Optimum Tapping

Suppose the filled pyramid has a height of $x$ . Since it's a pyramid has a square base and is constructed within a cube, its volume will equal $\dfrac{x^3}{3}$ due to triangular similarity.

Now we can set up the equation for rates of change:

$\dfrac{dv}{dt} = \dfrac{dv}{dh}\cdot \dfrac{dh}{dt}$

We can evaluate $\dfrac{dv}{dh} = \dfrac{d}{dh} \dfrac{x^3}{3} = x^2$ .

For tap $A$ , the rate of change at $h = x+1$ equals: $\dfrac{dv}{dt} = 1080 = (x+1)^2\cdot \dfrac{dh_{a}}{dt}$ .

For tap $C$ , the rate of change at $h = x-1$ equals: $\dfrac{dv}{dt} = 320 = (x-1)^2\cdot \dfrac{dh_{c}}{dt}$ .

The $\dfrac{dh}{dt}$ for tap $A$ is $1.5$ times of that for tap $C$ .

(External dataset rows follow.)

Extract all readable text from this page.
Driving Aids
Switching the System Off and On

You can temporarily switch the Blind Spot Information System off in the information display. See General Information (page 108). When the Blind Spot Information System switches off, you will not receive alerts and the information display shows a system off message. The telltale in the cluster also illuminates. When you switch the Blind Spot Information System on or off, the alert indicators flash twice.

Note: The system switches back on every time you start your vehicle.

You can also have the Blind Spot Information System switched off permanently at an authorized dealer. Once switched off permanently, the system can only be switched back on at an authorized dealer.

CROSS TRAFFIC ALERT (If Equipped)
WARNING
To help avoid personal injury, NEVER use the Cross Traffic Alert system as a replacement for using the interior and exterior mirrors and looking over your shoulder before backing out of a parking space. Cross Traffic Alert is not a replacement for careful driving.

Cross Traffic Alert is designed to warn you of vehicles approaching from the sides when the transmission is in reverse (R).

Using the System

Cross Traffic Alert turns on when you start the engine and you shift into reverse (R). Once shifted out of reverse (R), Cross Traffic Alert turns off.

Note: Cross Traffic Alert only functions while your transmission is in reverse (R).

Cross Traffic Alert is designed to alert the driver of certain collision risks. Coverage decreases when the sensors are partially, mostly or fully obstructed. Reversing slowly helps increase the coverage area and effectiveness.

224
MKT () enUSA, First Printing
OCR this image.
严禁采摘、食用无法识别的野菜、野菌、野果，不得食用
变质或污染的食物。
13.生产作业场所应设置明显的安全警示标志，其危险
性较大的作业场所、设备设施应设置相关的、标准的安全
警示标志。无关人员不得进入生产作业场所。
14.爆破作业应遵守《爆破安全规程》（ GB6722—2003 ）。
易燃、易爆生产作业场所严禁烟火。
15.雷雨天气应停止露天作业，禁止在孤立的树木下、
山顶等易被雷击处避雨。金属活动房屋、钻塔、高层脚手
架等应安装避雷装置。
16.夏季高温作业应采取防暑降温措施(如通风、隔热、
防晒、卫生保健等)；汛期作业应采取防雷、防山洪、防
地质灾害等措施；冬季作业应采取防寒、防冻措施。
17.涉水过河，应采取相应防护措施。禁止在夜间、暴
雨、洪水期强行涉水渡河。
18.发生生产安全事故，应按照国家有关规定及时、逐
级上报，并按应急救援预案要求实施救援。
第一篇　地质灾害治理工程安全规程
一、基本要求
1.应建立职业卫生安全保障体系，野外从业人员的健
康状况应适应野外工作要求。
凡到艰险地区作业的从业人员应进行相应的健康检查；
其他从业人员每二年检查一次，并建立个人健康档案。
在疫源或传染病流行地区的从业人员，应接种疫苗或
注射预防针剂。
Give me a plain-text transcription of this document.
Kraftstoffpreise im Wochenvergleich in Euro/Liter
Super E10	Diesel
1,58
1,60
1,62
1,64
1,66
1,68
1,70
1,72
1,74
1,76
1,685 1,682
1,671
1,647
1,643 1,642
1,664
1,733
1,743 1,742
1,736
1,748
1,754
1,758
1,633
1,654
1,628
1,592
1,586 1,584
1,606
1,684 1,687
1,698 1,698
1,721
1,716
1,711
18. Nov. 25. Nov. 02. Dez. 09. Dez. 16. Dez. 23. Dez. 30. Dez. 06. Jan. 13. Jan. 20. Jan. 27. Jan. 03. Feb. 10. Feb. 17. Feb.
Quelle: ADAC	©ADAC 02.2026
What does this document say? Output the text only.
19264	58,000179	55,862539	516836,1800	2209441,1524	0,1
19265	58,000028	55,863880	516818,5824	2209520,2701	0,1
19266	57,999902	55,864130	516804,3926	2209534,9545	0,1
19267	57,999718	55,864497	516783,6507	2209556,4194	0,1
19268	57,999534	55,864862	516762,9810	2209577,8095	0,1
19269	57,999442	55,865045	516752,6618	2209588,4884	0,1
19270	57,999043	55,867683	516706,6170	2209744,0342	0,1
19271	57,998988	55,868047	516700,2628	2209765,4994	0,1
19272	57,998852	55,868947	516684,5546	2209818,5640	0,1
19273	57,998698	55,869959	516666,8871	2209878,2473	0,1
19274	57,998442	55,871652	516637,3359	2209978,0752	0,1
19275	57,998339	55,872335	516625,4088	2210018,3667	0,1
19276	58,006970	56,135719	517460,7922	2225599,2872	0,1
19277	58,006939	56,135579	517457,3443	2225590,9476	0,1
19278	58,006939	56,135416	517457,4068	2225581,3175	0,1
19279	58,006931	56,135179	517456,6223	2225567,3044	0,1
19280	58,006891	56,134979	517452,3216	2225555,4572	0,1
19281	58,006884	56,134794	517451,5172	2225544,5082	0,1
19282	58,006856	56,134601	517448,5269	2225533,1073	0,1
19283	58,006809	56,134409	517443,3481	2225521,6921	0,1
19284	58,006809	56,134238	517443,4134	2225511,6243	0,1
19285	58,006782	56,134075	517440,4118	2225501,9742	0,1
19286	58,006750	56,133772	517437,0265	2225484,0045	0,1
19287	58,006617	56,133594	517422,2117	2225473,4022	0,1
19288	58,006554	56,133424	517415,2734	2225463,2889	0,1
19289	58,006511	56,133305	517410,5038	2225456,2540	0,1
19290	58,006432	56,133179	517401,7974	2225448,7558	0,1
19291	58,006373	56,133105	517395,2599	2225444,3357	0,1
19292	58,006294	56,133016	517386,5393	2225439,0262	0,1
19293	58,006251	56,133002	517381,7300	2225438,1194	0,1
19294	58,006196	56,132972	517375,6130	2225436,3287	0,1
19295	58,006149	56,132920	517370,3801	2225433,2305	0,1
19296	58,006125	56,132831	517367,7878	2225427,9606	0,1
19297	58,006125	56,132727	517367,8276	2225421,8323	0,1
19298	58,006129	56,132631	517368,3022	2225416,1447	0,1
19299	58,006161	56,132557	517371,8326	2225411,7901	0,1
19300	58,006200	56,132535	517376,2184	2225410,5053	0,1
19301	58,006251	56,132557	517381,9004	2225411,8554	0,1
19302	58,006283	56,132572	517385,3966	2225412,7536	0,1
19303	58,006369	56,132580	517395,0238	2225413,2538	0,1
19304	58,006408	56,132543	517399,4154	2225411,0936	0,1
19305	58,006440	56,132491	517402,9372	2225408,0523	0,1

Hence, when we divide the first equation with the second one, we will get:

$\dfrac{1080}{320} = \dfrac{ (x+1)^2}{ (x-1)^2}\cdot 1.5$

$\dfrac{9}{4} = \dfrac{ (x+1)^2}{ (x-1)^2}$

$\dfrac{3}{2} = \dfrac{x+1}{ x-1}$

$3x -3 = 2x + 2$

$x = 5$

Now all we need to know is the time $T$ taken to obtain such volume $V$ , and since the rate of change is constant, we can calculate for tap $A$ :

$\dfrac{dv}{dt} = \dfrac{V}{T} = 1080$

$1080 = \dfrac{6^3}{3T}$

$T = \dfrac{72}{1080} = \dfrac{1}{15}$

Finally, we can calculate the flow rate for tap $B$ :

$\dfrac{dv}{dt} = \dfrac{V}{T} = 15\cdot \dfrac{1}{3}\cdot 5^3 = \boxed{625}$

Therefore, the tap $B$ has constant flow rate of $\boxed{625}$ mL/min.